September 09, 2013
The mountainous region of Jammu and Kashmir is set to have its first disaster management plan in the coming months, thanks to the revised master plan of Srinagar city and close monitoring of the state’s high court on the state government’s disaster management policy and planning.
The revised ‘Master Plan ‘til 2035’ has, for the first time, included a comprehensive disaster mitigation and management plan for Srinagar city and other parts of Kashmir. Currently being examined by a top level committee, the plan will be approved by the Jammu and Kashmir cabinet within the next two months.
Recent disasters in Kashmir
Jammu and Kashmir is a multi-hazard prone region with floods, earthquakes, landslides, avalanches, high velocity winds and snowstorms frequently occurring in the state.
- February 18, 2005: A snowstorm in the villages of Waltengu Nad, Pachgam and Nigeenpora in south Kashmir claimed 154 lives and caused huge property damage.
- October 8, 2005: In one of the deadliest earthquakes on the subcontinent for decades, a 7.6 magnitude earthquake killed 1,350 people and injured 6,266 in India’s Jammu and Kashmir state, while 79,000 people died in Pakistan-administered Kashmir.
- August 5 and 6, 2010: The cold desert of Leh witnessed a devastating cloudburst followed by flash floods. The unprecedented event resulted in the death of more than 170 people and damage worth millions of rupees.
- September 2014: Flooding in Kashmir claimed over 460 lives and caused damage to private property, businesses and government infrastructure worth billions of dollars.
The large-scale destruction caused by floods in September 2014 was widely attributed to decades of haphazard development in Srinagar city and Kashmir’s other towns. The flood, critics say, destroyed developmental and housing infrastructure which had been raised in the erstwhile flood basins in recent decades.
Revised master plan
The revised master plan envisages the rehabilitation and resettlement of thousands of families living within designated flood basins, rather than constructing the 82 kilometre Flood Spill Channel. The channel, which would enhance the carrying capacity of flood channels to 120,000 cubic feet per second, is estimated to cost INR 210 billion crore (USD 3.4 billion).
Rehousing people who have already settled in flood absorption basins would cost far less than the proposed channel, Fayaz Ahmad Khan, Kashmir’s chief town planner, told thethirdpole.net. Referring to expert views, Khan added that the channel would also have several social and ecological implications.
The master plan also proposes comprehensive watershed mapping of the Jhelum river’s major tributaries, as well as forest regeneration and slope stabilisation for the retention of rainwater in its upper reaches.

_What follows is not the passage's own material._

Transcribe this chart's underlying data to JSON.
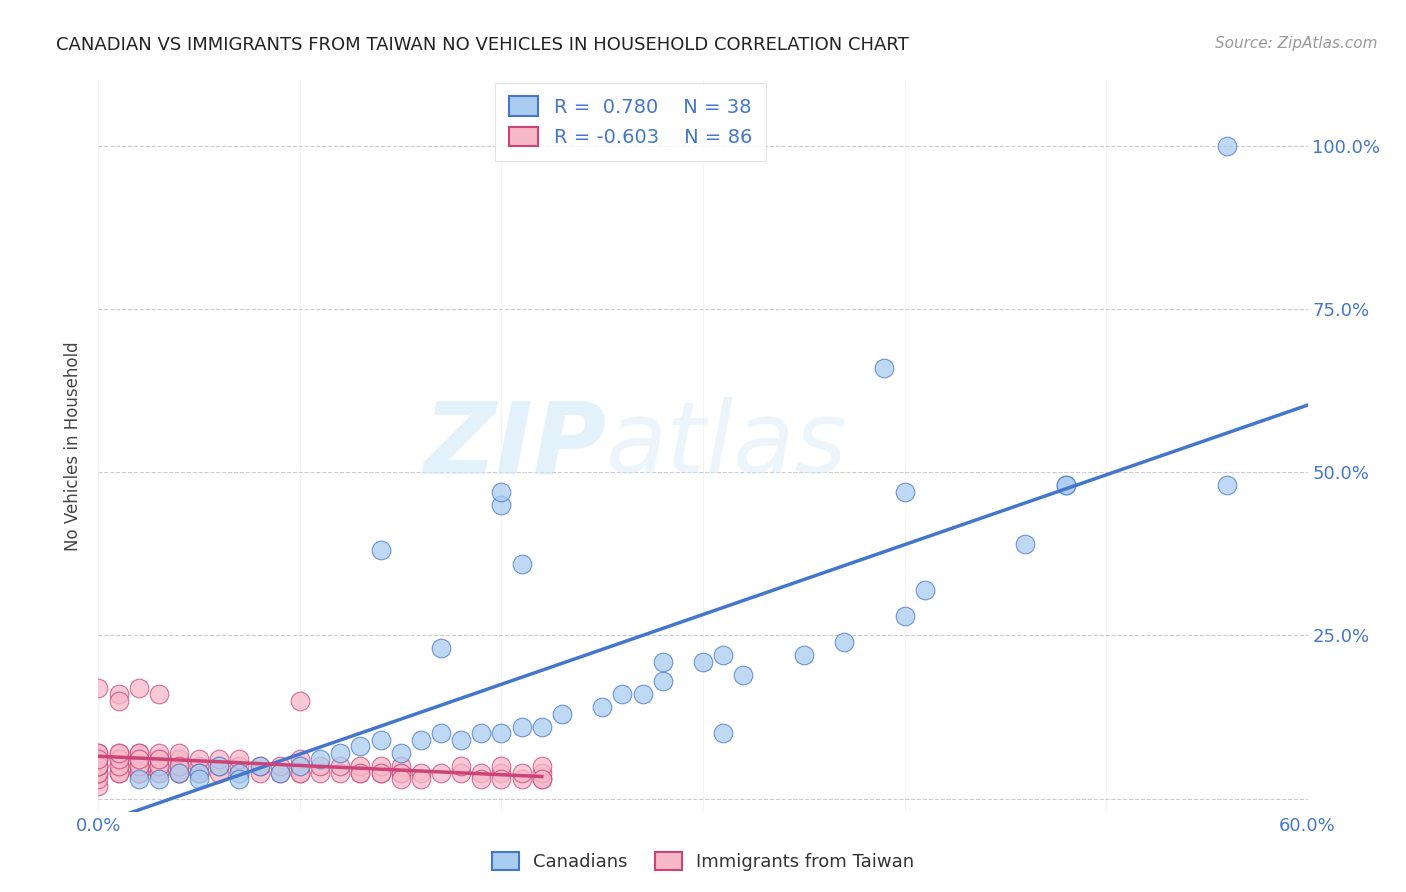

The plan proposes the construction of check-dams, reservoirs and diverting canals for mitigating the impacts of floods; the revival of water bodies for increasing their absorption capacity; and reconnecting disconnected water bodies.
The State Disaster Management Authority (SDMA) is considering incorporating all of these proposals into the new state disaster management plan which will be made public in the coming months.
“We are keen about disaster mitigation,” Amir Ali, director of the SDMA, told thethirdpole.net. “This is what we need to do to avoid frequent flooding of Kashmir.”
Over the last two months, the SDMA has been twice directed by the state high court to come up with an effective disaster management policy and plan.
On 12 September, the high court sought a status report from the state government about the measures being taken regarding disaster mitigation and management. The government revealed its revised disaster management policy document on 25 October but is yet to produce its disaster management and mitigation plan which, Ali says, is under preparation.